More than 60 years ago, a 12-year-old boy named Nick boarded an oceanliner, leaving war-ravaged Greece to come live with his uncle in North Carolina.
“I didn’t have a penny to my name,” says Nick. “I was in short pants with two wooden suitcases, and a cardboard sign around my neck telling the railroad where I had to go.”
Five years later from the day he arrived, Nick became a U.S. citizen. He started to work, began building a life for himself and shortly thereafter, for a growing family.
Today, he and his wife Susan have been married for 54 years. They have four grown children, and several businesses. He’s still a “workaholic,” says Susan. “Nick likes to say he works ‘half days.’ From 7:30 AM to 7:30 PM—that’s half a day.”
He enjoyed good health as well, and only saw a doctor when a hernia began to bother him. Unfortunately, tests showed something more disturbing.
Nick’s liver was failing — and he was told that he would need a transplant. At first, Nick wasn’t sure he wanted to be on the transplant waiting list. After all, he was now in his 70s, and was concerned that the surgery would be a burden on his family.

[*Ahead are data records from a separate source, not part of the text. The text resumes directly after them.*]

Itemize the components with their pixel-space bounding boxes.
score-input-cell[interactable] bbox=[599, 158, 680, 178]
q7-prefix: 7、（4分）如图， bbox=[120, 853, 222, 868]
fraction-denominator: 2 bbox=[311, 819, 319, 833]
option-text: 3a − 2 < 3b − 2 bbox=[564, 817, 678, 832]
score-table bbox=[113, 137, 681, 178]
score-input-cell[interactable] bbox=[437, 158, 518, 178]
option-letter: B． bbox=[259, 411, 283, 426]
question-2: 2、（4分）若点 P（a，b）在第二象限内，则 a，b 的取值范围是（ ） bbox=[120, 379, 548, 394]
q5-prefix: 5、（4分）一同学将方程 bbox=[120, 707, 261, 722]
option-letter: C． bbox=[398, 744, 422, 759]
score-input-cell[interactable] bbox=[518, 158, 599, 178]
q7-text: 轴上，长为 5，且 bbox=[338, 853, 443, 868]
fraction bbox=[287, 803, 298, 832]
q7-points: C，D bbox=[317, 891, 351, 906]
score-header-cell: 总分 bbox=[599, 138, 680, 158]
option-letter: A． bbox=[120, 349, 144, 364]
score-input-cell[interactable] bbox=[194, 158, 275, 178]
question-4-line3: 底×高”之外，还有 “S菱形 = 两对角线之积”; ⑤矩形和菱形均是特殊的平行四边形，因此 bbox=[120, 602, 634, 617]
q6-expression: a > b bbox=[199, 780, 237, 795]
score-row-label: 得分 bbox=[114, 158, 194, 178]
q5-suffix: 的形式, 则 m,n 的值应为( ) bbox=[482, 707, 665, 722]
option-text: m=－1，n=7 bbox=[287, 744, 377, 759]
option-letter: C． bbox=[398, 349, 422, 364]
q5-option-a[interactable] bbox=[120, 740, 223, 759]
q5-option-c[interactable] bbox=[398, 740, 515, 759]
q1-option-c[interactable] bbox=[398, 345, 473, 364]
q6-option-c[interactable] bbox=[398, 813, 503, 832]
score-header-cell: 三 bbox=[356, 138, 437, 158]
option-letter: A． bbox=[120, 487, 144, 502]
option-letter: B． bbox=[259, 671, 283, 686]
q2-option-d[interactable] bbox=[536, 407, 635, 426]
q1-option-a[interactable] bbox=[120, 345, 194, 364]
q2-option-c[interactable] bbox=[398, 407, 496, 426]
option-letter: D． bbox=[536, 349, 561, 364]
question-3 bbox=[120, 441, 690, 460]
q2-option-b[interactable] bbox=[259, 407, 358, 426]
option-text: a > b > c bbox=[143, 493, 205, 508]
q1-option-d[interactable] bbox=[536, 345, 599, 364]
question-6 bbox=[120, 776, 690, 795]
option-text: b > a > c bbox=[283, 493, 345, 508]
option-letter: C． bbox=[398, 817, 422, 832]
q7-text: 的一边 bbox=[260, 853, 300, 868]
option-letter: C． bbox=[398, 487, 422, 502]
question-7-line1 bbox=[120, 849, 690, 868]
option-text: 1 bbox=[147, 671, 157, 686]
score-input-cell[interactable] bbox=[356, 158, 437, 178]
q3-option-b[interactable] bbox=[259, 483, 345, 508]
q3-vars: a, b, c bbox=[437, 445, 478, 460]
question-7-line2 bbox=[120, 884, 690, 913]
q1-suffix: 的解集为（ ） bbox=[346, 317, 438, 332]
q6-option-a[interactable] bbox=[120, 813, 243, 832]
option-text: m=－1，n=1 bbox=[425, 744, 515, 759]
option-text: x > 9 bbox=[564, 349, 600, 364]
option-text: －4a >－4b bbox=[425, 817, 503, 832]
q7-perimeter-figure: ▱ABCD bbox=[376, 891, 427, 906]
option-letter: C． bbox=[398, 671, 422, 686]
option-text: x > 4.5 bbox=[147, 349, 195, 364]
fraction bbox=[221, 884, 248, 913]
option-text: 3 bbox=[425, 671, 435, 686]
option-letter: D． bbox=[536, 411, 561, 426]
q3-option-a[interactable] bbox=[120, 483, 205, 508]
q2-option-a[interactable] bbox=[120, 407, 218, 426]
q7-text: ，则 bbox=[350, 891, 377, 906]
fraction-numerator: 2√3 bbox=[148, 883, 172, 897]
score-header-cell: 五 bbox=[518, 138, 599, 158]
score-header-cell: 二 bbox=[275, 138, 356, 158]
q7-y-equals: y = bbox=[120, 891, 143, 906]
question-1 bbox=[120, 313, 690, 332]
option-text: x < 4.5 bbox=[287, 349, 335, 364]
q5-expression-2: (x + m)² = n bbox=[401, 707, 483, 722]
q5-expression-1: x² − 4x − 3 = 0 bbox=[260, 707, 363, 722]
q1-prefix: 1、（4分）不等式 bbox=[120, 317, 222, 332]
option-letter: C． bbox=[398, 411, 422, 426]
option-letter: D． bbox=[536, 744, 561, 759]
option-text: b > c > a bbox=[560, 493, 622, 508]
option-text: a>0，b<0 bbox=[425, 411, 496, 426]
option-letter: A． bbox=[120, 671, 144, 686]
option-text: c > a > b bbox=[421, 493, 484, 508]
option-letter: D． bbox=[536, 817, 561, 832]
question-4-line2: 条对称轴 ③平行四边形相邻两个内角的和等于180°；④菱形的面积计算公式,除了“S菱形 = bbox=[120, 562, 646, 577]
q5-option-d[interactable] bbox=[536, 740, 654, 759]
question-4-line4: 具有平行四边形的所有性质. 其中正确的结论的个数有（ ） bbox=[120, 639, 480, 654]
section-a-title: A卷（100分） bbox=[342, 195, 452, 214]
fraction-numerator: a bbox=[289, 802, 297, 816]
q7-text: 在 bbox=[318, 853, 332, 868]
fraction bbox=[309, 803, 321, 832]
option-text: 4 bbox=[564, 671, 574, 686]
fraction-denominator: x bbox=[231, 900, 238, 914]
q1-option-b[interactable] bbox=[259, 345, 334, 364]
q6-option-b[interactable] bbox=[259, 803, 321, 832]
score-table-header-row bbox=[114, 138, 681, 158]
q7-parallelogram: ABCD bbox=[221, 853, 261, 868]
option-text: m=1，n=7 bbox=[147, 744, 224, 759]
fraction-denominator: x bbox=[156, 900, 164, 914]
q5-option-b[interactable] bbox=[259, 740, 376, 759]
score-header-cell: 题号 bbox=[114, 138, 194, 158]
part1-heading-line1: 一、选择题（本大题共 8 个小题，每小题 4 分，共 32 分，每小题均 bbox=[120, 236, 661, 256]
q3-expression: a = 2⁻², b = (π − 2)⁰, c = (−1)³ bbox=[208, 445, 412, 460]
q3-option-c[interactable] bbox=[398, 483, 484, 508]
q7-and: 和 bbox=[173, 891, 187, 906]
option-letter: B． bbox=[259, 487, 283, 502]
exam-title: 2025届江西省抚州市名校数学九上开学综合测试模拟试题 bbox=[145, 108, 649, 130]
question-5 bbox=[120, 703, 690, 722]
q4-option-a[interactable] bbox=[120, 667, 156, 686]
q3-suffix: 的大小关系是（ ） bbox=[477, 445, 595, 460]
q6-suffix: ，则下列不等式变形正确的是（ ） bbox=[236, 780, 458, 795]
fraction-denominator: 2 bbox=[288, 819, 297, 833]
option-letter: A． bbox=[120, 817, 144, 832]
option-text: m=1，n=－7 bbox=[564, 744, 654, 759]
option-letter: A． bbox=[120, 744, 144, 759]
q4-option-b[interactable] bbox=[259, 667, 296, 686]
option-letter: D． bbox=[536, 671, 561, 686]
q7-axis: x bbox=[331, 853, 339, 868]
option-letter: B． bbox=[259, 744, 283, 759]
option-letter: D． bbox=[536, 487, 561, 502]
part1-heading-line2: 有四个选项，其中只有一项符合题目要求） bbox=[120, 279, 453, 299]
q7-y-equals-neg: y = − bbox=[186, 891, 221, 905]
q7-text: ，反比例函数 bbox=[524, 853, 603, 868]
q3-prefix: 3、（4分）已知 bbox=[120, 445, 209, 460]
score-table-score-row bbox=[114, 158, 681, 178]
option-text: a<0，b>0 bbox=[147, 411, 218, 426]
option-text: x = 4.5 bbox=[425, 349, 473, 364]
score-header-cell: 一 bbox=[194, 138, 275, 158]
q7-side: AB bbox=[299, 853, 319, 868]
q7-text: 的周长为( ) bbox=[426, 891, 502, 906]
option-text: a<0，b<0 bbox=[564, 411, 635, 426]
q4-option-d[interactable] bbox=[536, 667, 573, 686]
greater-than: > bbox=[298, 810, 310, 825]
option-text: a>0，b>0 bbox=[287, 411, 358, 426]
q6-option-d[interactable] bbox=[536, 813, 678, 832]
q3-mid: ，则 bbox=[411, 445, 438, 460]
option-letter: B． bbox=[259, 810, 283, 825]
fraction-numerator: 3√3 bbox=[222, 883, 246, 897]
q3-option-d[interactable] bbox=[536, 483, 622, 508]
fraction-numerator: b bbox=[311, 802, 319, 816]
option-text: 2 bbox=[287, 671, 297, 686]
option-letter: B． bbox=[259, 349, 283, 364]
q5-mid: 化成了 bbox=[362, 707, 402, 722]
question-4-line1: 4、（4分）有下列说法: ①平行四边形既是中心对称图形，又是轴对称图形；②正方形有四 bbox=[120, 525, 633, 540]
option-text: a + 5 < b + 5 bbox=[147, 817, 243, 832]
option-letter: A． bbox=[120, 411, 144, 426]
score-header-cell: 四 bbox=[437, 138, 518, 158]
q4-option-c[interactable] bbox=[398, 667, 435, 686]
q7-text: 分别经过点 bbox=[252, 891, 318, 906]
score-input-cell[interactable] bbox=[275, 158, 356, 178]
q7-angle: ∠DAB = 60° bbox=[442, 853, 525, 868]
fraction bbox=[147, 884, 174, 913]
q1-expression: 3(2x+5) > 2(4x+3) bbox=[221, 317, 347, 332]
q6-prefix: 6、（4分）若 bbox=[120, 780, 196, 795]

But his family and doctors convinced him otherwise. His doctors pointed out that he was in general good health, and as Susan says, “Nick is the patriarch of our family. I don’t know what we’d do without him.”
Miraculously, less than a month after being put on the list, Nick learned that a matching liver had become available—from a donor several years older than Nick who was 73 at the time. The surgery was a success, and soon Nick was back on his feet and back to work. “He wasn’t done living yet,” says his wife.
Nick is grateful for the gift of more time, and feels a responsibility to his donor. “The person who gave me that organ gave me the ultimate gift...the gift of life. I have a responsibility to look after it, and to contribute in return to my family and my community.”
Nick is also a registered donor himself. “We all owe that to each other,” he says. “Why waste such a precious gift, when someone can benefit from it? If there’s a way I can help, that’s what I’m going to do.”